Aurélien Police, illustration de couverture – Pierre-Paul Durastanti, traduction.
Un homme retrouve une prostituée,Jasmine, l’assassine, l’énucle pour récupérer son appareil photographique implanté. On pense que c’est pour ne pas laisser trace de son crime, mais cela va plus loin… Le Surveillant. Il est froid, calculateur, sur de lui, intelligent.
Ruth, ancienne flic, n’est pas remise du meurtre de sa fille (qu’elle aurait peut-être pu sauver). Devenue super détective (elle s’est fait implanter moult améliorations physiques, plus un Régulateur, qu’elle utilise 23h par jour, alors que la règle est normalement d’1h en continu max, qui l’empêche d’être soumise à ses émotions).
La mère de Jasmine/Mona engage Ruth pour retrouver l’assassin de sa fille (les flics ont laissé tomber l’enquête, pensant à un règlement de compte de mafia chinoise).
Un très court roman, 93 pages, ultra efficace. Excellemment écrit (et traduit donc). Des chapitres de quelques pages, qui nous font basculer d’un narrateur (Ruth) à un autre (Le Surveillant). Sous couvert d’un thriller oppressant, avec ce serial killer machiavélique, Ken Liu aborde les thèmes du deuil, de la culpabilité. D’un humain tout fissuré à l’intérieur, qui doit pourtant survivre… pourquoi… justement, peut-être pour le genre de choses qui arrivent à Ruth pendant cette histoire.
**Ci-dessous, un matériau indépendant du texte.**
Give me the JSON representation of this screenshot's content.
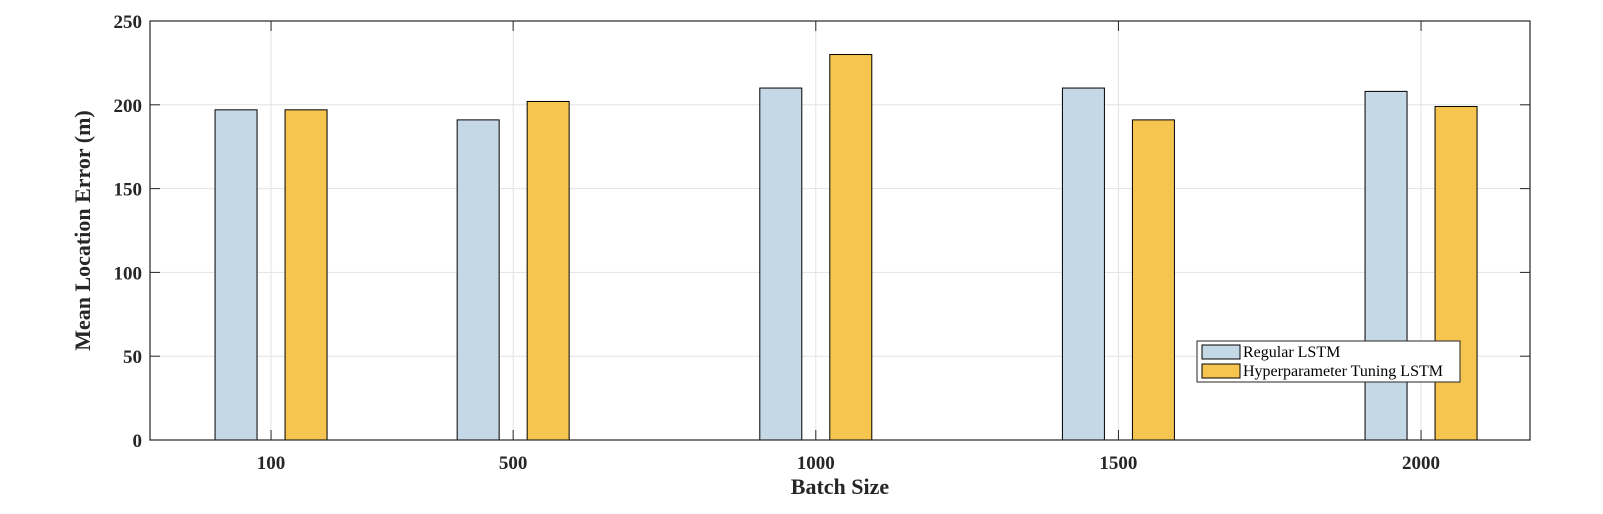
{
  "chart_data": {
    "type": "bar",
    "title": "",
    "categories": [
      "100",
      "500",
      "1000",
      "1500",
      "2000"
    ],
    "x": [
      100,
      500,
      1000,
      1500,
      2000
    ],
    "series": [
      {
        "name": "Regular LSTM",
        "values": [
          197,
          191,
          210,
          210,
          208
        ],
        "color": "#c5d8e6"
      },
      {
        "name": "Hyperparameter Tuning LSTM",
        "values": [
          197,
          202,
          230,
          191,
          199
        ],
        "color": "#f5c550"
      }
    ],
    "xlabel": "Batch Size",
    "ylabel": "Mean Location Error (m)",
    "xlim": [
      -100,
      2180
    ],
    "ylim": [
      0,
      250
    ],
    "yticks": [
      0,
      50,
      100,
      150,
      200,
      250
    ],
    "grid": true,
    "legend_position": "bottom-right"
  }
}
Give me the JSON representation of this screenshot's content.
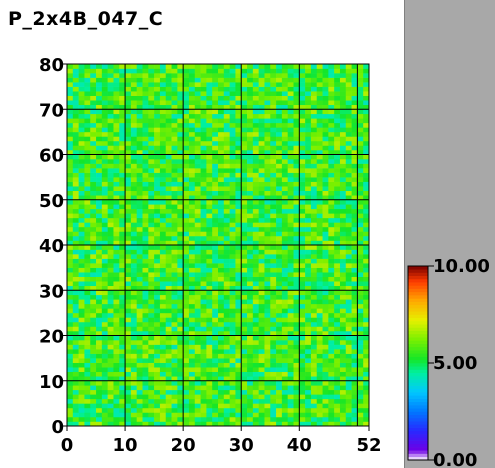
{
  "title": "P_2x4B_047_C",
  "chart_data": {
    "type": "heatmap",
    "title": "P_2x4B_047_C",
    "xlabel": "",
    "ylabel": "",
    "x_range": [
      0,
      52
    ],
    "y_range": [
      0,
      80
    ],
    "x_ticks": [
      0,
      10,
      20,
      30,
      40,
      52
    ],
    "x_tick_labels": [
      "0",
      "10",
      "20",
      "30",
      "40",
      "52"
    ],
    "y_ticks": [
      0,
      10,
      20,
      30,
      40,
      50,
      60,
      70,
      80
    ],
    "y_tick_labels": [
      "0",
      "10",
      "20",
      "30",
      "40",
      "50",
      "60",
      "70",
      "80"
    ],
    "grid": true,
    "grid_x": [
      10,
      20,
      30,
      40,
      50
    ],
    "grid_y": [
      10,
      20,
      30,
      40,
      50,
      60,
      70
    ],
    "cell_count": {
      "columns": 52,
      "rows": 80
    },
    "value_range_estimate": [
      4.0,
      7.0
    ],
    "dominant_value": 5.5,
    "colorbar": {
      "min": 0.0,
      "max": 10.0,
      "labels": [
        "10.00",
        "5.00",
        "0.00"
      ],
      "label_values": [
        10,
        5,
        0
      ]
    }
  },
  "colors": {
    "background": "#ffffff",
    "side_panel": "#a8a8a8",
    "grid": "#000000"
  }
}
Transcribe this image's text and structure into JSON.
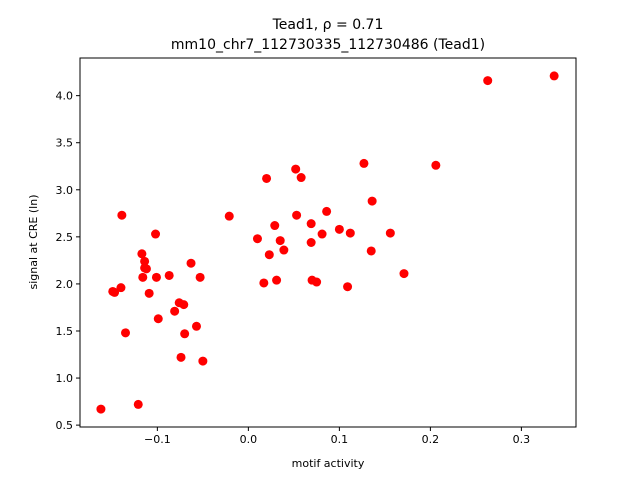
{
  "chart_data": {
    "type": "scatter",
    "title_line1": "Tead1, ρ = 0.71",
    "title_line2": "mm10_chr7_112730335_112730486 (Tead1)",
    "xlabel": "motif activity",
    "ylabel": "signal at CRE (ln)",
    "xlim": [
      -0.185,
      0.36
    ],
    "ylim": [
      0.48,
      4.4
    ],
    "xticks": [
      -0.1,
      0.0,
      0.1,
      0.2,
      0.3
    ],
    "xtick_labels": [
      "−0.1",
      "0.0",
      "0.1",
      "0.2",
      "0.3"
    ],
    "yticks": [
      0.5,
      1.0,
      1.5,
      2.0,
      2.5,
      3.0,
      3.5,
      4.0
    ],
    "ytick_labels": [
      "0.5",
      "1.0",
      "1.5",
      "2.0",
      "2.5",
      "3.0",
      "3.5",
      "4.0"
    ],
    "grid": false,
    "marker_color": "#ff0000",
    "series": [
      {
        "points": [
          [
            -0.162,
            0.67
          ],
          [
            -0.121,
            0.72
          ],
          [
            -0.149,
            1.92
          ],
          [
            -0.147,
            1.91
          ],
          [
            -0.14,
            1.96
          ],
          [
            -0.139,
            2.73
          ],
          [
            -0.135,
            1.48
          ],
          [
            -0.117,
            2.32
          ],
          [
            -0.116,
            2.07
          ],
          [
            -0.114,
            2.24
          ],
          [
            -0.114,
            2.17
          ],
          [
            -0.112,
            2.16
          ],
          [
            -0.109,
            1.9
          ],
          [
            -0.102,
            2.53
          ],
          [
            -0.101,
            2.07
          ],
          [
            -0.099,
            1.63
          ],
          [
            -0.087,
            2.09
          ],
          [
            -0.081,
            1.71
          ],
          [
            -0.076,
            1.8
          ],
          [
            -0.074,
            1.22
          ],
          [
            -0.071,
            1.78
          ],
          [
            -0.07,
            1.47
          ],
          [
            -0.063,
            2.22
          ],
          [
            -0.057,
            1.55
          ],
          [
            -0.053,
            2.07
          ],
          [
            -0.05,
            1.18
          ],
          [
            -0.021,
            2.72
          ],
          [
            0.01,
            2.48
          ],
          [
            0.017,
            2.01
          ],
          [
            0.02,
            3.12
          ],
          [
            0.023,
            2.31
          ],
          [
            0.029,
            2.62
          ],
          [
            0.031,
            2.04
          ],
          [
            0.035,
            2.46
          ],
          [
            0.039,
            2.36
          ],
          [
            0.052,
            3.22
          ],
          [
            0.053,
            2.73
          ],
          [
            0.058,
            3.13
          ],
          [
            0.069,
            2.64
          ],
          [
            0.069,
            2.44
          ],
          [
            0.07,
            2.04
          ],
          [
            0.075,
            2.02
          ],
          [
            0.081,
            2.53
          ],
          [
            0.086,
            2.77
          ],
          [
            0.1,
            2.58
          ],
          [
            0.109,
            1.97
          ],
          [
            0.112,
            2.54
          ],
          [
            0.127,
            3.28
          ],
          [
            0.135,
            2.35
          ],
          [
            0.136,
            2.88
          ],
          [
            0.156,
            2.54
          ],
          [
            0.171,
            2.11
          ],
          [
            0.206,
            3.26
          ],
          [
            0.263,
            4.16
          ],
          [
            0.336,
            4.21
          ]
        ]
      }
    ]
  }
}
Il aborde aussi le thème hyper actuel de l’utilisation de l’argent public par les politiciens, à des fins personnelles, très dépensières, et parfois très limite question moralité.
Ken Liu, enfin, aborde le transhumanisme (amélioration du corps par de la technologie). Sans totalement prendre le parti du pour et du contre, laissant des champs ouverts aux questionnements.
Je suis impressionnée de voir qu’en si peu de pages, Ken Liu parvient à raconter une histoire d’enquête et de tueur en série palpitante, à dessiner parfaitement ses personnages, et à aborder tant de thèmes posant des questions sur notre condition humaine, et notre société.
Je me demande ce dont il est capable sur plus de pages.
Il y a des moments que l’on voit venir, des facilités dans la peinture des personnages, (mais le format est court, il faut bien des repères faciles pour creuser au-delà, ailleurs) et des moments auraient pu être plus développés, mais on se retrouve tellement pris dans le rythme de l’histoire, et captivé par l’incisive écriture de Ken Liu, captivé par les réflexions sous-jacentes, qu’on ne lâche pas ce livre et qu’on comprend pourquoi tout devait évidemment se dérouler comme ça.